Addressing Anxiety: Your Guide To Staying Calm Before An Interview

Telephone Tenacity: Your Guide to Acing Your Next Phone Interview

by Jason Kelly, Healthcare Recruiter, Acclivity Healthcare

With our careers, as in our lives, our greatest fear can be fear itself. Anxiety frequently sabotages interviews, preventing even the most qualified professionals from thriving. The following tips will help you minimize fear, maximize confidence, and get you your dream job:

Breathing


One of the easiest ways to reduce anxiety both before and during a stressful event is to focus your breathing. Take deep breaths through your nose and into your belly; inhale until your belly is full; then exhale slowly through your mouth. Make sure to practice this method regularly prior to the interview so that you will be able to do it without thinking.

Distraction


Dwelling too much on the interview before it happens will only exacerbate anxiety. Once you are fully prepared, consider watching a movie, reading a book, chatting with a friend, or otherwise distracting yourself from the stressful event ahead.

Exercise


Working out reduces anxiety in both the short and long terms. Regular exercise reduces stress and keeps your body healthy, lowering the risk of chronic anxiety. In the short term, exercise tires you out, relieves stress, and reduces fear. Of course, you do not want to be sweaty or exhausted during the interview, but even mild exercises like walking or stretching will keep fear and stress at bay.

In addition to positive anxiety coping tactics, you also must know what not to do. Try not to consume much caffeine or alcohol in the 24 hours prior to the interview. Avoid interactions with people who cause you stress, and do not stay up late the night before.
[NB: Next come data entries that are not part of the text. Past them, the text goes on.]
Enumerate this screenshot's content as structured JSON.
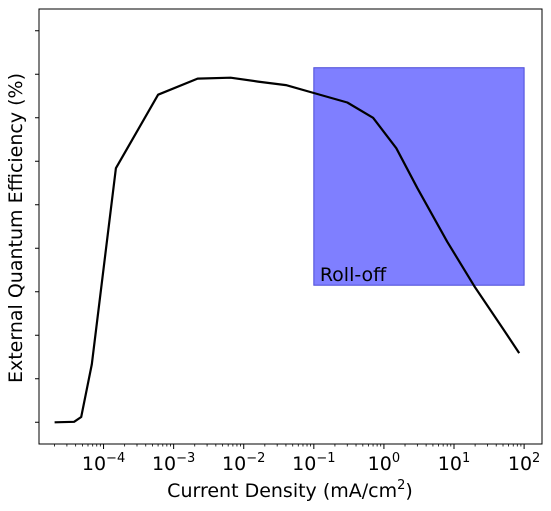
{
  "chart_data": {
    "type": "line",
    "title": "",
    "xlabel": "Current Density (mA/cm",
    "xlabel_sup": "2",
    "xlabel_suffix": ")",
    "ylabel": "External Quantum Efficiency (%)",
    "x_scale": "log",
    "xlim": [
      1.2e-05,
      180
    ],
    "ylim": [
      0,
      100
    ],
    "y_tick_values": [
      5,
      15,
      25,
      35,
      45,
      55,
      65,
      75,
      85,
      95
    ],
    "y_tick_labels_shown": false,
    "x_ticks": [
      {
        "value": 0.0001,
        "base": "10",
        "exp": "−4"
      },
      {
        "value": 0.001,
        "base": "10",
        "exp": "−3"
      },
      {
        "value": 0.01,
        "base": "10",
        "exp": "−2"
      },
      {
        "value": 0.1,
        "base": "10",
        "exp": "−1"
      },
      {
        "value": 1,
        "base": "10",
        "exp": "0"
      },
      {
        "value": 10,
        "base": "10",
        "exp": "1"
      },
      {
        "value": 100,
        "base": "10",
        "exp": "2"
      }
    ],
    "series": [
      {
        "color": "#000000",
        "x": [
          2e-05,
          3.8e-05,
          4.8e-05,
          6.8e-05,
          0.00015,
          0.0006,
          0.0022,
          0.0065,
          0.016,
          0.04,
          0.1,
          0.3,
          0.7,
          1.5,
          3,
          8,
          20,
          50,
          85
        ],
        "y": [
          5.0,
          5.1,
          6.2,
          18.3,
          63.4,
          80.3,
          84.0,
          84.2,
          83.3,
          82.5,
          80.7,
          78.5,
          75.0,
          68.0,
          58.8,
          46.5,
          36.0,
          26.5,
          20.9
        ]
      }
    ],
    "highlight": {
      "label": "Roll-off",
      "color": "#7f7fff",
      "x_range": [
        0.1,
        100
      ],
      "y_range": [
        36.5,
        86.5
      ]
    },
    "grid": false,
    "legend": "none"
  }
}
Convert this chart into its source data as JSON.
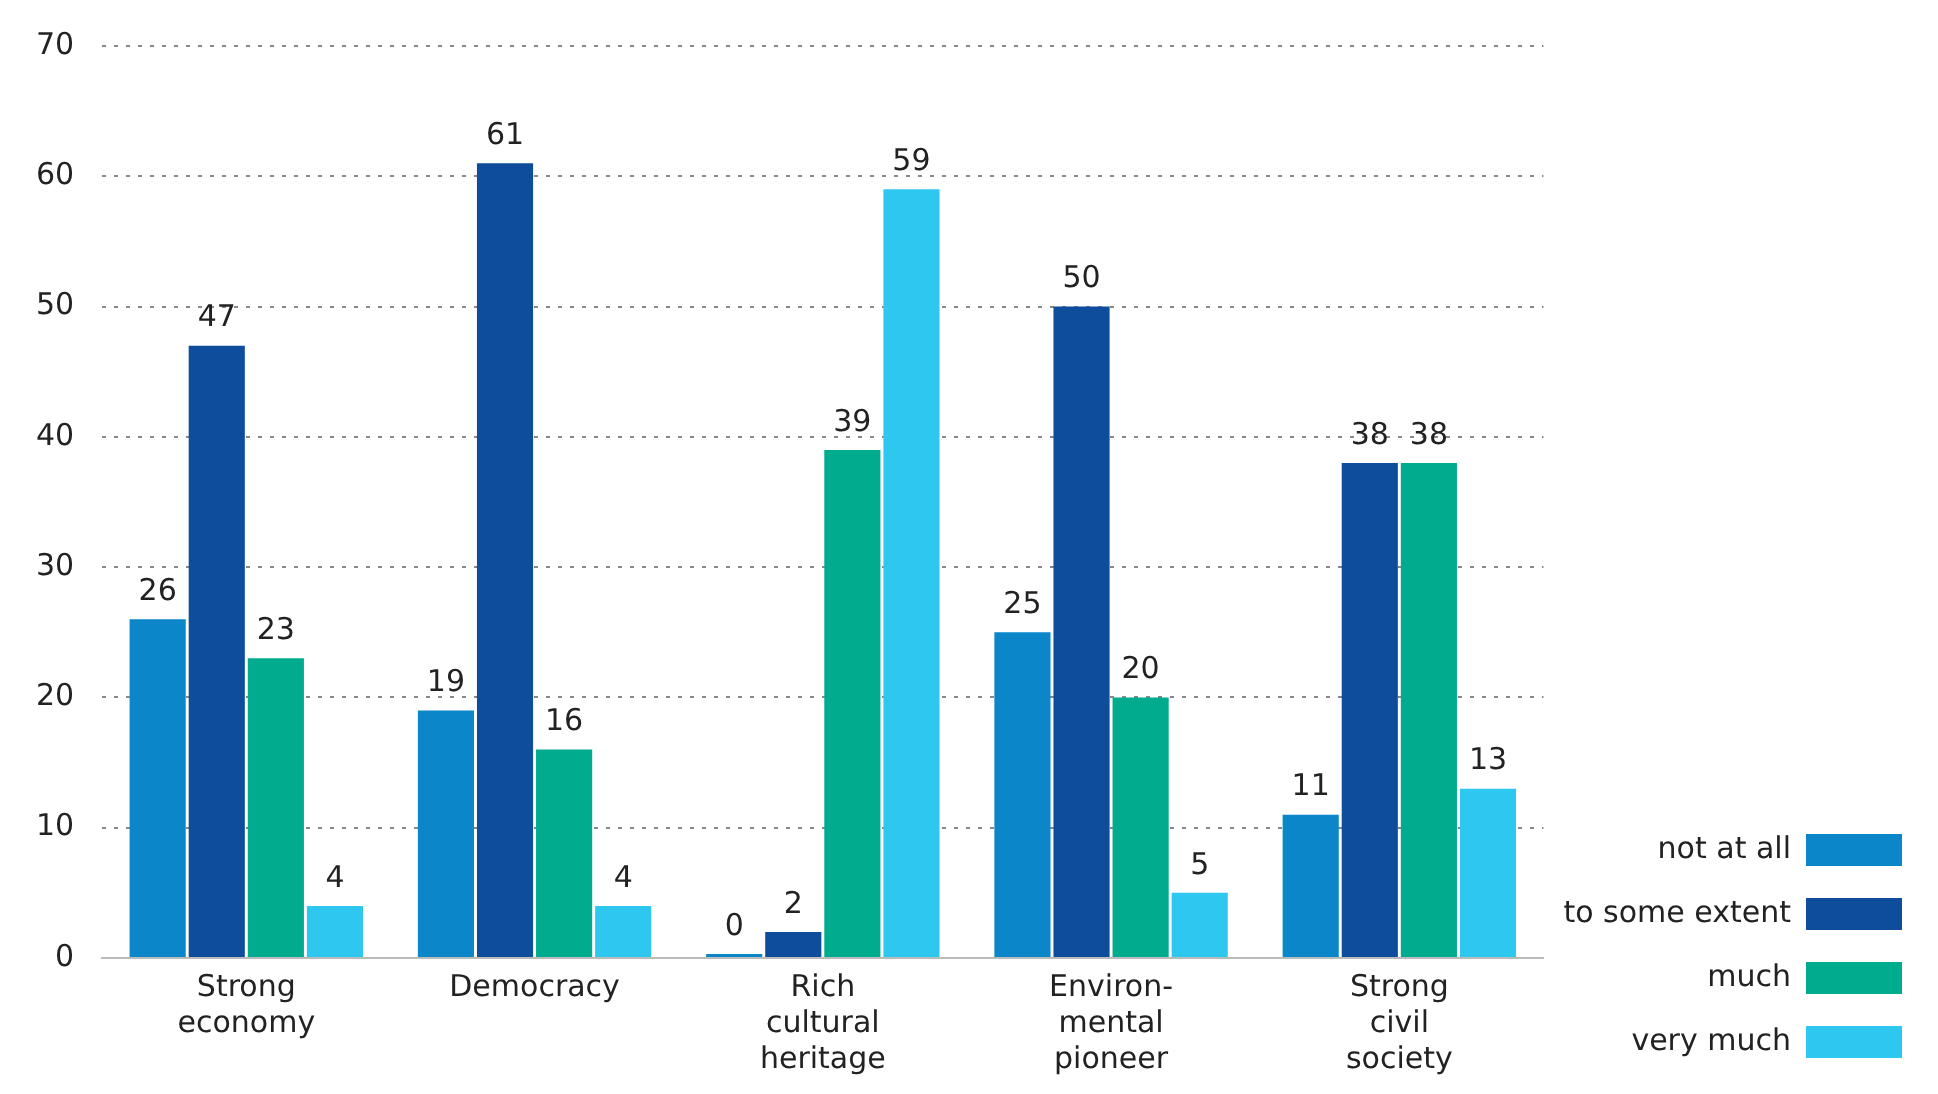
{
  "chart_data": {
    "type": "bar",
    "categories": [
      "Strong economy",
      "Democracy",
      "Rich cultural heritage",
      "Environ-mental pioneer",
      "Strong civil society"
    ],
    "series": [
      {
        "name": "not at all",
        "color": "#0a86c9",
        "values": [
          26,
          19,
          0,
          25,
          11
        ]
      },
      {
        "name": "to some extent",
        "color": "#0e4c9c",
        "values": [
          47,
          61,
          2,
          50,
          38
        ]
      },
      {
        "name": "much",
        "color": "#00ab8e",
        "values": [
          23,
          16,
          39,
          20,
          38
        ]
      },
      {
        "name": "very much",
        "color": "#2ec7f0",
        "values": [
          4,
          4,
          59,
          5,
          13
        ]
      }
    ],
    "ylim": [
      0,
      70
    ],
    "yticks": [
      0,
      10,
      20,
      30,
      40,
      50,
      60,
      70
    ],
    "grid": "y",
    "legend": "bottom right",
    "data_labels": true
  }
}
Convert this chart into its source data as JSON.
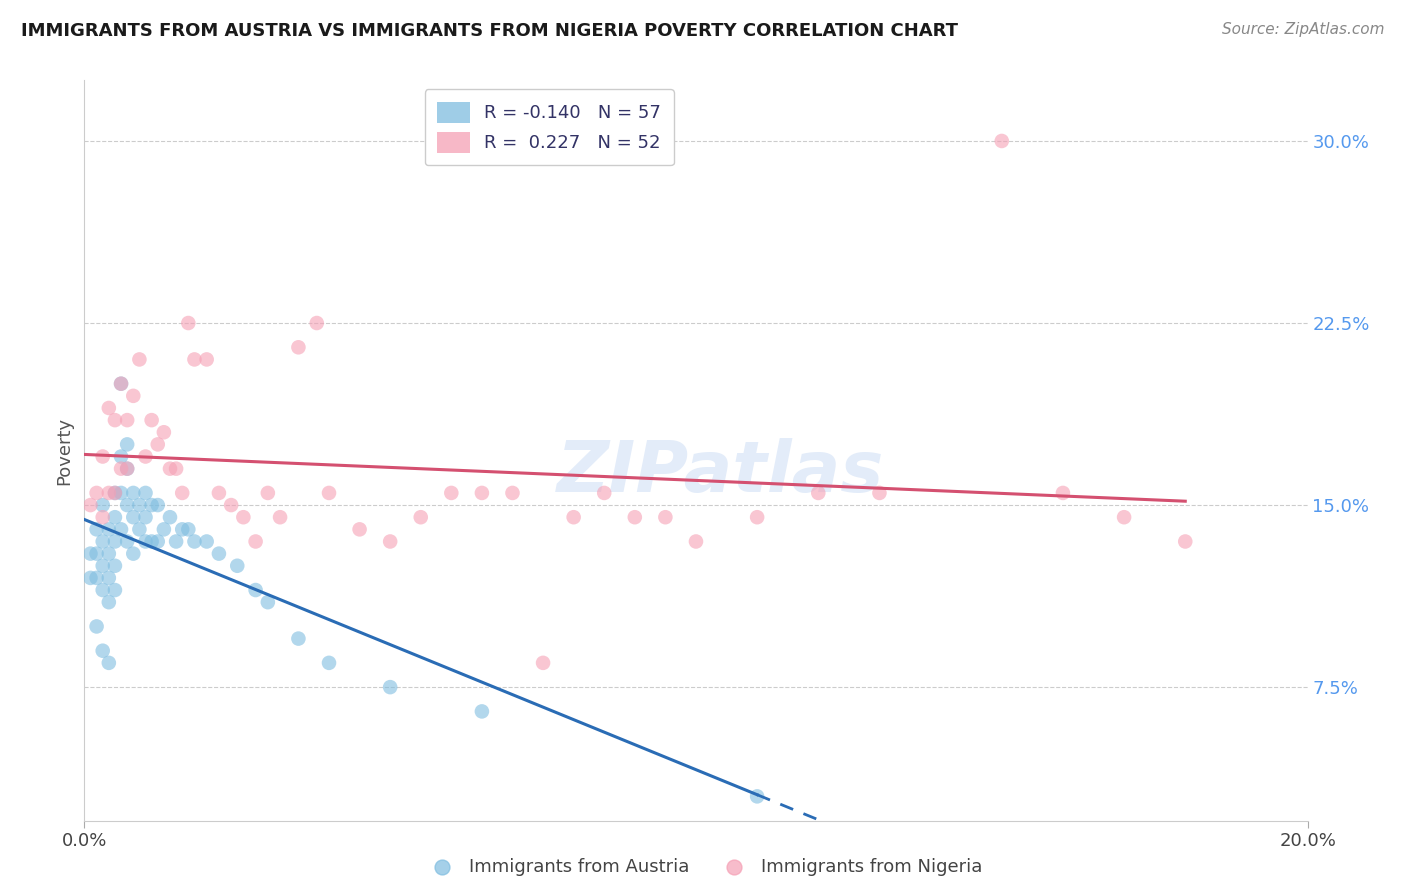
{
  "title": "IMMIGRANTS FROM AUSTRIA VS IMMIGRANTS FROM NIGERIA POVERTY CORRELATION CHART",
  "source": "Source: ZipAtlas.com",
  "ylabel": "Poverty",
  "y_ticks": [
    0.075,
    0.15,
    0.225,
    0.3
  ],
  "y_tick_labels": [
    "7.5%",
    "15.0%",
    "22.5%",
    "30.0%"
  ],
  "x_range": [
    0.0,
    0.2
  ],
  "y_range": [
    0.02,
    0.325
  ],
  "austria_color": "#7fbde0",
  "nigeria_color": "#f5a0b5",
  "austria_R": -0.14,
  "austria_N": 57,
  "nigeria_R": 0.227,
  "nigeria_N": 52,
  "legend_label_austria": "Immigrants from Austria",
  "legend_label_nigeria": "Immigrants from Nigeria",
  "austria_x": [
    0.001,
    0.001,
    0.002,
    0.002,
    0.002,
    0.002,
    0.003,
    0.003,
    0.003,
    0.003,
    0.003,
    0.004,
    0.004,
    0.004,
    0.004,
    0.004,
    0.005,
    0.005,
    0.005,
    0.005,
    0.005,
    0.006,
    0.006,
    0.006,
    0.006,
    0.007,
    0.007,
    0.007,
    0.007,
    0.008,
    0.008,
    0.008,
    0.009,
    0.009,
    0.01,
    0.01,
    0.01,
    0.011,
    0.011,
    0.012,
    0.012,
    0.013,
    0.014,
    0.015,
    0.016,
    0.017,
    0.018,
    0.02,
    0.022,
    0.025,
    0.028,
    0.03,
    0.035,
    0.04,
    0.05,
    0.065,
    0.11
  ],
  "austria_y": [
    0.13,
    0.12,
    0.14,
    0.13,
    0.12,
    0.1,
    0.15,
    0.135,
    0.125,
    0.115,
    0.09,
    0.14,
    0.13,
    0.12,
    0.11,
    0.085,
    0.155,
    0.145,
    0.135,
    0.125,
    0.115,
    0.2,
    0.17,
    0.155,
    0.14,
    0.175,
    0.165,
    0.15,
    0.135,
    0.155,
    0.145,
    0.13,
    0.15,
    0.14,
    0.155,
    0.145,
    0.135,
    0.15,
    0.135,
    0.15,
    0.135,
    0.14,
    0.145,
    0.135,
    0.14,
    0.14,
    0.135,
    0.135,
    0.13,
    0.125,
    0.115,
    0.11,
    0.095,
    0.085,
    0.075,
    0.065,
    0.03
  ],
  "nigeria_x": [
    0.001,
    0.002,
    0.003,
    0.003,
    0.004,
    0.004,
    0.005,
    0.005,
    0.006,
    0.006,
    0.007,
    0.007,
    0.008,
    0.009,
    0.01,
    0.011,
    0.012,
    0.013,
    0.014,
    0.015,
    0.016,
    0.017,
    0.018,
    0.02,
    0.022,
    0.024,
    0.026,
    0.028,
    0.03,
    0.032,
    0.035,
    0.038,
    0.04,
    0.045,
    0.05,
    0.055,
    0.06,
    0.065,
    0.07,
    0.075,
    0.08,
    0.085,
    0.09,
    0.095,
    0.1,
    0.11,
    0.12,
    0.13,
    0.15,
    0.16,
    0.17,
    0.18
  ],
  "nigeria_y": [
    0.15,
    0.155,
    0.145,
    0.17,
    0.155,
    0.19,
    0.185,
    0.155,
    0.2,
    0.165,
    0.185,
    0.165,
    0.195,
    0.21,
    0.17,
    0.185,
    0.175,
    0.18,
    0.165,
    0.165,
    0.155,
    0.225,
    0.21,
    0.21,
    0.155,
    0.15,
    0.145,
    0.135,
    0.155,
    0.145,
    0.215,
    0.225,
    0.155,
    0.14,
    0.135,
    0.145,
    0.155,
    0.155,
    0.155,
    0.085,
    0.145,
    0.155,
    0.145,
    0.145,
    0.135,
    0.145,
    0.155,
    0.155,
    0.3,
    0.155,
    0.145,
    0.135
  ],
  "watermark": "ZIPatlas",
  "background_color": "#ffffff",
  "grid_color": "#cccccc"
}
The better you are at avoiding harmful behaviors, the more effective your coping strategies will be.

Documentation Prep


Assemble all documents that could possibly help during the interview, including your CV, letters of recommendation, and any visual aids that will demonstrate your accomplishments. Not only will you be less anxious about preparation, but you can use the documents to remember what to talk about and reinforce your points; the risk that you will misspeak or leave something out will be lower, further reducing your anxiety.

Simulation Exercise


Have a friend conduct a simulated interview before the real one. Not only will this help you practice your answers, but it will also make you more accustomed to the interview environment, causing you to feel more comfortable and less anxious.

Q and A Session


In addition to simulating the interview, think of questions you are likely to be asked and write down your answers. This will help you focus your thoughts, making you more certain about what you need to say and less anxious of making a mistake. You can also bring the answers to the interview.

Though many of these tips are likely to reduce fear and stress, addressing anxiety is ultimately an individual matter. The key is to find a strategy that works for you, follow it, and preserve your mental health throughout your career.